1. Minimal change disease. This is the number one cause of nephrotic syndrome in children. The pathogenesis is unknown. It’s called minimal change (or sometimes “nil”) disease because under light microscopy, the glomeruli look pretty normal! Prognosis is good.

2. Focal segmental glomerulosclerosis. This disorder can be primary, or it may be associated with other conditions (like HIV, or heroin use). It’s called focal segmental glomerulosclerosis because if you look at a kidney biopsy, some (“focal”) glomeruli show partial (“segmental”) hyalinization. The pathogenesis is unknown, and unlike minimal change disease, the prognosis is generally poor.

3. Membranous glomerulonephritis. This type of glomerular disease is really an autoimmune reaction against some unknown renal antigen. Immune complexes are formed and are deposited along the glomerular basement membrane, which appears thickened on light microscopy. If you look at an electron micrograph, you’ll see subepithelial deposits, or “spikes.”

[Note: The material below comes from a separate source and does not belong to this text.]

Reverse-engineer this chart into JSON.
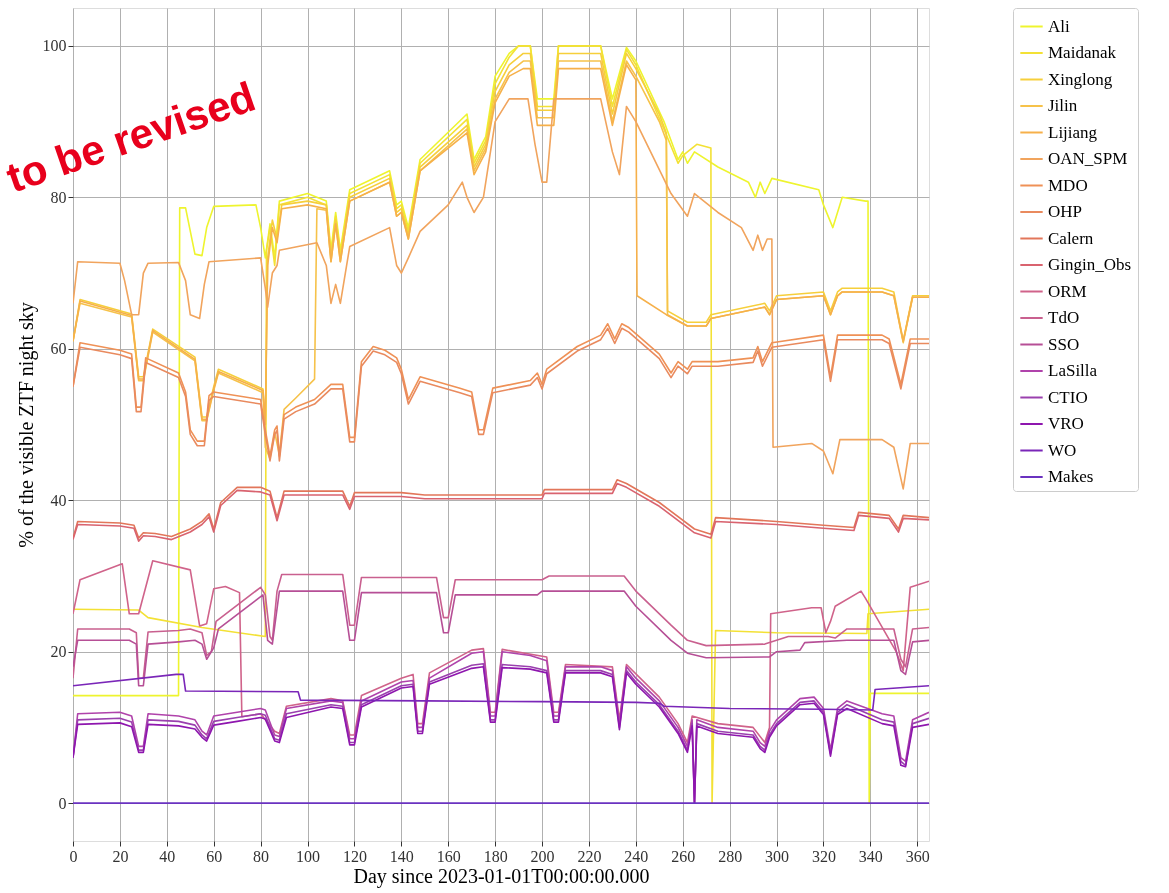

There are two main causes of nephritic syndrome. Both are immunologically mediated, and are characterized by proliferative changes and inflammation in the glomeruli. These causes are:

1. Postinfectious glomerulonephritis. This used to be called post-Streptococcal glomerulonephritis, because it most commonly occurs in children following a case of Strep throat. There’s a rather crude, but useful, mnemonic for this disease: sore throat (Strep infection), face bloat (edema), pee coke (patients often have brown-colored urine). Immune complexes are formed (the antigen is unknown, but probably is some type of Streptococcal protein) and deposited in the glomerular basement membrane (you can see the deposits on electron microscopy; they look like subepithelial humps). On light microscopy, the glomeruli look big and hypercellular, with lots of inflammatory cells. Recovery occurs in most children.

2. IgA nephropathy. This is also called Berger disease. It’s the most common glomerular disease worldwide, and it’s one of the most common causes of recurrent hematuria. It usually occurs in children or young adults, and it presents as hematuria following an upper respiratory infection. Patients with this disease produce abnormally high IgA levels; following an infection, you can see this IgA in the mesangium of the glomerulus (using immunofluorescent stains for IgA). Once IgA gets trapped there, complement is activated, and we all know what that does (bad stuff). The prognosis is variable.

There are, of course, other causes of nephrotic and nephritic syndrome (nothing is ever that easy!). But if you remember the main causes listed above, that should serve you very well.